Emit a warning when a subtraction has no effect. 
 
Emit a warning when unnamed priorities are used in longest match machines. 
These priorities may unexpectedly interact across longest-match items. Changing 
the language such that unwated interaction cannot happen would require naming 
longest-match items. 
 
Testing facilities: Quick easy way to query which strings are accepted. 

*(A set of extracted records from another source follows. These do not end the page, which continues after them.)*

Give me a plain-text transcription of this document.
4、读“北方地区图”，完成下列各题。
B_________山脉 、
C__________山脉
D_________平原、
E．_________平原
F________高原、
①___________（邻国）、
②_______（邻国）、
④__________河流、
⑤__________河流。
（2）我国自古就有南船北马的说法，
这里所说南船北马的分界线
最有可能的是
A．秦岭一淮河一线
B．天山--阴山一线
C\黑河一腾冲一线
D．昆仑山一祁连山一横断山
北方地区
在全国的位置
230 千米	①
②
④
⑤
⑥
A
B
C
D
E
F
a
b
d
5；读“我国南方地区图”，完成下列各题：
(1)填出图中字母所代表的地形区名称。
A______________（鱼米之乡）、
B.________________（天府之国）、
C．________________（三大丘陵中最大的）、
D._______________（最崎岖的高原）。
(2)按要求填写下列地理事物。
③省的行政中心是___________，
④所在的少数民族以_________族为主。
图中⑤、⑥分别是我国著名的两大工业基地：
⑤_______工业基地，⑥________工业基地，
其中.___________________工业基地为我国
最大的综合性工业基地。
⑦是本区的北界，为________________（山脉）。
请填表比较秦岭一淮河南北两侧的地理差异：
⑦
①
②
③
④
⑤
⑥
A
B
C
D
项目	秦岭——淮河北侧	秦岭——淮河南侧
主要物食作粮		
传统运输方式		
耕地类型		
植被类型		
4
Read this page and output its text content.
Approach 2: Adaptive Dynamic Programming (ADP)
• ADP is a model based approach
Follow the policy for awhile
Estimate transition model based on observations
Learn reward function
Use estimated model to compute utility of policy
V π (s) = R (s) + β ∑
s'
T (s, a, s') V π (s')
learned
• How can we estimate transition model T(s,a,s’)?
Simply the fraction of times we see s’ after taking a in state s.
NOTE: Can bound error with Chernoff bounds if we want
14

Enumerate all accepted strings. From Nicholas Maxwell Lester. 
 
Add more examples, add more tests and write more documentation. 
 
A debugger would be nice. Ragel could emit a special debug version that 
prompted for debug commands that allowed the user to step through the machine 
and get details about where they are in their RL. 
 
A quick and easy alternative would be a trace code generation option. This 
would open a trace file and list all the active machines at each step of the 
input. 
 
Frontend should allow the redefinition of fsm section delimiters. 
 
Do more to obscure ragel's private variables. Just a leading underscore is not 
enough. Maybe something more like __ri__. 
 
Some talk about capturing data: 
 
Separate tokstart/tokend from the backtracking.  One var for preservation, 
called preserve.  Write delcarations;  produces the necessary variables used by 
ragel.  Move pattern start pattern end concepts into the general?  The 
variables which may need to influence the preserve is dependent on the state. 
States have a concept of which variables are in use.  Can be used for length 
restrictions.  If there is an exit pattern, it is the explicit way out, 
otherwise the start state and all final states are a way out.